Effective coverage and budget implications of skill-mix change to improve neonatal nursing care: an explorative simulation study in Kenya.
Tsiachristas A., Gathara D., Aluvaala J., Chege T., Barasa E., English M.
Introduction: Neonatal mortality is an urgent policy priority to improve global population health and reduce health inequality. As health systems in Kenya and elsewhere seek to tackle increased neonatal mortality by improving the quality of care, one option is to train and employ neonatal healthcare assistants (NHCAs) to support professional nurses by taking up low-skill tasks. Methods: Monte-Carlo simulation was performed to estimate the potential impact of introducing NHCAs in neonatal nursing care in four public hospitals in Nairobi on effectively treated newborns and staff costs over a period of 10 years. The simulation was informed by data from 3 workshops with >10 stakeholders each, hospital records and scientific literature. Two univariate sensitivity analyses were performed to further address uncertainty. Results: Stakeholders perceived that 49% of a nurse full-time equivalent could be safely delegated to NHCAs in standard care, 31% in intermediate care and 20% in intensive care.
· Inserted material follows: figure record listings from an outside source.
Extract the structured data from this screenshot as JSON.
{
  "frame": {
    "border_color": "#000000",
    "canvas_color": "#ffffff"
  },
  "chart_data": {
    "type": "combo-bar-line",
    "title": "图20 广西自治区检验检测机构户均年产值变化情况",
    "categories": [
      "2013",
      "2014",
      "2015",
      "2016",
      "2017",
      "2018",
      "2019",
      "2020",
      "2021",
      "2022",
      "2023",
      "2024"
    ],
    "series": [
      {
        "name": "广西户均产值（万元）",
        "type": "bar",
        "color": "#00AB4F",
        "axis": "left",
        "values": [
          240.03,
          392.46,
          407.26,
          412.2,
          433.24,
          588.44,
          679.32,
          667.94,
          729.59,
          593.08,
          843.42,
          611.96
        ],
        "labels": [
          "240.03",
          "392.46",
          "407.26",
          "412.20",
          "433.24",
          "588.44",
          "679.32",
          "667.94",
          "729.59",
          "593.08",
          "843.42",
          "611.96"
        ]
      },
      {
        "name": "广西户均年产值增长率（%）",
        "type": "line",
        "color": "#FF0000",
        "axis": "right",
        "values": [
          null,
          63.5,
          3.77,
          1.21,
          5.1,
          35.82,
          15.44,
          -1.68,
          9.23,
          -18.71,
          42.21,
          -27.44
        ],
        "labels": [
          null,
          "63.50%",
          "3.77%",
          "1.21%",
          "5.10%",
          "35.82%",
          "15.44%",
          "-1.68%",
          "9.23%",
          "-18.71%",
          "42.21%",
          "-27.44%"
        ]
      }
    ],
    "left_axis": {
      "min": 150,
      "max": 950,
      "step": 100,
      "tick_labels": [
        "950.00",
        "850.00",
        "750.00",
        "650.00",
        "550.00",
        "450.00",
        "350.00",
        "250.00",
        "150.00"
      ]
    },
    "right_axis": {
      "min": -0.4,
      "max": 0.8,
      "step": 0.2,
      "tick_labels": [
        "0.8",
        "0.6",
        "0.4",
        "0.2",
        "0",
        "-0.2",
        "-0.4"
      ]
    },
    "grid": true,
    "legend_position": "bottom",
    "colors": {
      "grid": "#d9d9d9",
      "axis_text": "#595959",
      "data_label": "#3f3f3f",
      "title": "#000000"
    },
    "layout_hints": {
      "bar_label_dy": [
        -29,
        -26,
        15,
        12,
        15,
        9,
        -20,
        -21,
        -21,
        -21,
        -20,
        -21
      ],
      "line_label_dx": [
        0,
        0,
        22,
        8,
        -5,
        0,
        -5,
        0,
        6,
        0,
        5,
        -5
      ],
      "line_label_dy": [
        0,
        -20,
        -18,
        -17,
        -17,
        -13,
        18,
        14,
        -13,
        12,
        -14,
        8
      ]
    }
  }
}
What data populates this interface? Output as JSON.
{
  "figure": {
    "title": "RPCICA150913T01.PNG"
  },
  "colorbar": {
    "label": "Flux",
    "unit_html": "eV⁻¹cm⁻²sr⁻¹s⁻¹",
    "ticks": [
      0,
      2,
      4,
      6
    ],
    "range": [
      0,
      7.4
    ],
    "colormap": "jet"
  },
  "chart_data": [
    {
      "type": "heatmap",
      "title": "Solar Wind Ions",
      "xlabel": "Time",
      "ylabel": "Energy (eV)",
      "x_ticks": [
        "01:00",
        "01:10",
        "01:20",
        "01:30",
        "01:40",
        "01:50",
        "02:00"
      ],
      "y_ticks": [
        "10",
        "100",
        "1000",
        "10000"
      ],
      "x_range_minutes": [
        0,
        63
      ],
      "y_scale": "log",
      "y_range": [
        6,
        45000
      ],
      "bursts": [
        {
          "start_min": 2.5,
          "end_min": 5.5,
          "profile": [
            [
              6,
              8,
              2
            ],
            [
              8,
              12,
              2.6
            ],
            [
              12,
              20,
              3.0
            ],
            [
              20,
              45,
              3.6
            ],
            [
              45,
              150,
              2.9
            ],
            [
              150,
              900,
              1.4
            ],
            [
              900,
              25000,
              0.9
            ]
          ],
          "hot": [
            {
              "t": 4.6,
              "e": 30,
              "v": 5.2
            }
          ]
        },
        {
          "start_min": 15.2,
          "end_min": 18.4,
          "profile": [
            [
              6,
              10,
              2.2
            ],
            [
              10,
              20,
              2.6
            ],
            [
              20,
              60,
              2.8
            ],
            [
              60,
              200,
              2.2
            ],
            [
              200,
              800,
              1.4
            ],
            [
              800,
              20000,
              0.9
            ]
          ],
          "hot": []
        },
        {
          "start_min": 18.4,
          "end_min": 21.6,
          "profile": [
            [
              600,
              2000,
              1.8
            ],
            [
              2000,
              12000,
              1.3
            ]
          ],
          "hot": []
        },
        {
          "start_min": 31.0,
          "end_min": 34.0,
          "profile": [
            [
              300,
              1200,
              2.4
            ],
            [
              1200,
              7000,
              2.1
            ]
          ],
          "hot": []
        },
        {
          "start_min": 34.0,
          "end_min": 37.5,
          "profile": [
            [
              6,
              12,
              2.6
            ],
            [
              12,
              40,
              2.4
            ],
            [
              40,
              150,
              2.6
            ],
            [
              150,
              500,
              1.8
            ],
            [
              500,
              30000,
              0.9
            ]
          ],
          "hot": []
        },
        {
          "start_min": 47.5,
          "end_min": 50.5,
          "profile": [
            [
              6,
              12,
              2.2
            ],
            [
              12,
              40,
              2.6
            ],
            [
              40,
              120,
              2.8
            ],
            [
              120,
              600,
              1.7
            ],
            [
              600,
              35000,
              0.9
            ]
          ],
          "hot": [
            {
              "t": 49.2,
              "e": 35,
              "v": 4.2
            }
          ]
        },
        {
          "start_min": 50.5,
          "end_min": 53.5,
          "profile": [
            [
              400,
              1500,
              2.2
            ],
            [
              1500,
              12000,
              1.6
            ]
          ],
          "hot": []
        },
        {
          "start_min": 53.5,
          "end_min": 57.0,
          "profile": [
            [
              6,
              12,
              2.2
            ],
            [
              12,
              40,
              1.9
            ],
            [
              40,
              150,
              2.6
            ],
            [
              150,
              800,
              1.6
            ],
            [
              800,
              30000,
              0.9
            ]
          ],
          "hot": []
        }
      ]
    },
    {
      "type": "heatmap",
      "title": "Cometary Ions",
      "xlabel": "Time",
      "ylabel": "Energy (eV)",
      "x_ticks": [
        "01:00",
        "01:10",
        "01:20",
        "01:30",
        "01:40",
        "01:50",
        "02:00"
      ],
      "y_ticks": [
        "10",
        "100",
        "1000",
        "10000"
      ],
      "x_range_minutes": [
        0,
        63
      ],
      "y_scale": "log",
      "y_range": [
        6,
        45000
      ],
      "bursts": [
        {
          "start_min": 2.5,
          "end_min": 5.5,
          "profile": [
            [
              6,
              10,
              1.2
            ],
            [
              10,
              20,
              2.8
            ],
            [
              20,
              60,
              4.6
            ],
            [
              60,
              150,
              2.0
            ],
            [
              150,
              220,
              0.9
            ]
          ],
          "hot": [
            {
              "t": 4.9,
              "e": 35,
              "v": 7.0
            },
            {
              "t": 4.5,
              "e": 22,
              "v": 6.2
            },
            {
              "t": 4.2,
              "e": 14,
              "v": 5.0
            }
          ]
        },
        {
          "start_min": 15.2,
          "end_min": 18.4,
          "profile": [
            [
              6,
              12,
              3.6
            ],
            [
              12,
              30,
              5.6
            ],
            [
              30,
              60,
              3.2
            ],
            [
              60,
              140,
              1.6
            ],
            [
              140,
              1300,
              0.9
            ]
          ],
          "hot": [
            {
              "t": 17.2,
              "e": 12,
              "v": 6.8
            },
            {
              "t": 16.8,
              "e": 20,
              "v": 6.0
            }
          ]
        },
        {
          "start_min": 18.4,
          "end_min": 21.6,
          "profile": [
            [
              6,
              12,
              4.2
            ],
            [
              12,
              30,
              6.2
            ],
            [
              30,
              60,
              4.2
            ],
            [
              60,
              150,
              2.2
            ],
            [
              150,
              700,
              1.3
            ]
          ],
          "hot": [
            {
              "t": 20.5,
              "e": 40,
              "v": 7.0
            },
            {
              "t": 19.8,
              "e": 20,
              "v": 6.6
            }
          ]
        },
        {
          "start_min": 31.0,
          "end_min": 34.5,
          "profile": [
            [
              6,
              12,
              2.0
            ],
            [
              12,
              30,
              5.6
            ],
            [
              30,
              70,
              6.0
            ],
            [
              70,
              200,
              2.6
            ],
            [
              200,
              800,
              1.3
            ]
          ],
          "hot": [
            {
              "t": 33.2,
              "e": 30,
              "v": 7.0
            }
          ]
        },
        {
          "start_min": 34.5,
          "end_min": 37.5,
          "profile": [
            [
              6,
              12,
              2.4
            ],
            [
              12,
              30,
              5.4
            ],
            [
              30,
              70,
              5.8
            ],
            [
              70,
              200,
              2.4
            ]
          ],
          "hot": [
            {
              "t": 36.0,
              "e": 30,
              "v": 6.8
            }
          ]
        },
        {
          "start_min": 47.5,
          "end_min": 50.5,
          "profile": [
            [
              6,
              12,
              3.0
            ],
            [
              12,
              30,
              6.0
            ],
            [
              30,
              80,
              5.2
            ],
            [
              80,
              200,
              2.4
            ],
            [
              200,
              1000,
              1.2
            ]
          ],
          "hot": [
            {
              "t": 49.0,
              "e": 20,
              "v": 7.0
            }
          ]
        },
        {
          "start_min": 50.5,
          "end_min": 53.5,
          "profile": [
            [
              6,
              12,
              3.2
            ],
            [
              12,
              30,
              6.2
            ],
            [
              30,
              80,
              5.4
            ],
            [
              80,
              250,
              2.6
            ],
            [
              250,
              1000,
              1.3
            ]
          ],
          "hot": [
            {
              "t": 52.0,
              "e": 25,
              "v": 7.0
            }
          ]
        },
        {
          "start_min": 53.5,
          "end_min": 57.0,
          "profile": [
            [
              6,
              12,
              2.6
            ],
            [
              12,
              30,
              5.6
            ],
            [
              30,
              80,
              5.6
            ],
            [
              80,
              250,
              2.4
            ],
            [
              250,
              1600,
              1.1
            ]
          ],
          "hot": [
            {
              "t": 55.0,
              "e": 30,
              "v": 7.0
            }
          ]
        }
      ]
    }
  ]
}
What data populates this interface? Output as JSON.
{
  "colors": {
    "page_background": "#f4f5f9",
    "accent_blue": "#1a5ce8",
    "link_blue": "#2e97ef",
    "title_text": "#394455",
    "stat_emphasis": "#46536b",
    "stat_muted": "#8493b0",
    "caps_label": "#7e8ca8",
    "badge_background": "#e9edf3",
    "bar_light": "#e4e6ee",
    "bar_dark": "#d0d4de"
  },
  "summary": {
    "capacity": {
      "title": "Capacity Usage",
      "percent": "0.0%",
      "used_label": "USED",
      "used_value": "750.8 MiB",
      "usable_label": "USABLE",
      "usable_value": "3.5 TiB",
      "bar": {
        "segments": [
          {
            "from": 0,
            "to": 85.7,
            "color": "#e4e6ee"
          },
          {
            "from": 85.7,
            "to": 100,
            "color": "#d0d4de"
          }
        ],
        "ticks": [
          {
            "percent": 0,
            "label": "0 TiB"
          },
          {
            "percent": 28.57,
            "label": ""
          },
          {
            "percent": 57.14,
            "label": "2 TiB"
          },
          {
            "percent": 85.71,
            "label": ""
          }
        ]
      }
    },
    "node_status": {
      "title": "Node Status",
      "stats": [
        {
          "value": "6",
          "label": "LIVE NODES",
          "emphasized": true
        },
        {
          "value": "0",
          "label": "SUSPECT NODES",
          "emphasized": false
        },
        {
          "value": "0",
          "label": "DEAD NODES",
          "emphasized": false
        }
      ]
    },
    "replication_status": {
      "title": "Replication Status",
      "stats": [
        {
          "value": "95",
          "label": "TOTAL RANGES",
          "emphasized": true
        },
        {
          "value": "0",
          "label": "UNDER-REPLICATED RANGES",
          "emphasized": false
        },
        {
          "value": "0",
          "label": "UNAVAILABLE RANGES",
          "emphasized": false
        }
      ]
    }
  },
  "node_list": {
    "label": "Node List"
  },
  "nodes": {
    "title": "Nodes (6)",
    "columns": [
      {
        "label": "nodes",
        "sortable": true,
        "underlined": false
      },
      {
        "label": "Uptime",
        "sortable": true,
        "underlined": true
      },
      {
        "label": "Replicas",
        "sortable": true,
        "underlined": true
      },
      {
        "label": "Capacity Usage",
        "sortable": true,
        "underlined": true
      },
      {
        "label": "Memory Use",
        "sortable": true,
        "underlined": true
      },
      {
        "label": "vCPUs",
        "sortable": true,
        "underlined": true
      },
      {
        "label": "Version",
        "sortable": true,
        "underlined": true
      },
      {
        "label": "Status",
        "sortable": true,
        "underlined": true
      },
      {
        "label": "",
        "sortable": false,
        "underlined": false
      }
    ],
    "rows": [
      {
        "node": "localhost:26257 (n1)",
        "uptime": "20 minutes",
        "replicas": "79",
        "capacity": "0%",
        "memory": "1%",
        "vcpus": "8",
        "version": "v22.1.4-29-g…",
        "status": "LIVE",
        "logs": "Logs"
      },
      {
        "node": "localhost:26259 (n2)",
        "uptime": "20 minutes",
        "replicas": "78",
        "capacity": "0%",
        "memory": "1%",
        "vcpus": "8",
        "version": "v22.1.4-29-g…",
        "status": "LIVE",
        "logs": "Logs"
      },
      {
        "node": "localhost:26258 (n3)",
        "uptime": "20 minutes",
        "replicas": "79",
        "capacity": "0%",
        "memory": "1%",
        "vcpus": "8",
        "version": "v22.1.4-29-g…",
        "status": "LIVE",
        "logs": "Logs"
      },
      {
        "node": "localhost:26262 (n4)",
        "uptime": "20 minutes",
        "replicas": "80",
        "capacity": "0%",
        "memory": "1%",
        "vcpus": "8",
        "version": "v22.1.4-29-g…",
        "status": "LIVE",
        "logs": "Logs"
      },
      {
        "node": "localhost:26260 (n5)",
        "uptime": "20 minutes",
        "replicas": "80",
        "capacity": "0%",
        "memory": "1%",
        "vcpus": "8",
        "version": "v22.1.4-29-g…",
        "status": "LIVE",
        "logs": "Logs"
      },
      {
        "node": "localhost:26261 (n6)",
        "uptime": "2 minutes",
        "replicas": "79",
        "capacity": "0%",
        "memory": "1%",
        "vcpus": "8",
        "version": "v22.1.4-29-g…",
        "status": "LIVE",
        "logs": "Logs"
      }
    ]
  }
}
A skill-mix with nurses and NHCAs would require ~2.6 billionKenyan Shillings (KES) (US$26 million) to provide quality care to 58% of all newborns in need (ie, current level of coverage in Nairobi) over a period of 10 years. This skill-mix configuration would require ~6 billion KES (US$61 million) to provide quality of care to almost all newborns in need over 10 years. Conclusion: Changing skill-mix in hospital care by introducing NHCAs may be an affordable way to reduce neonatal mortality in low/middle-income countries. This option should be considered in ongoing policy discussions and supported by further evidence.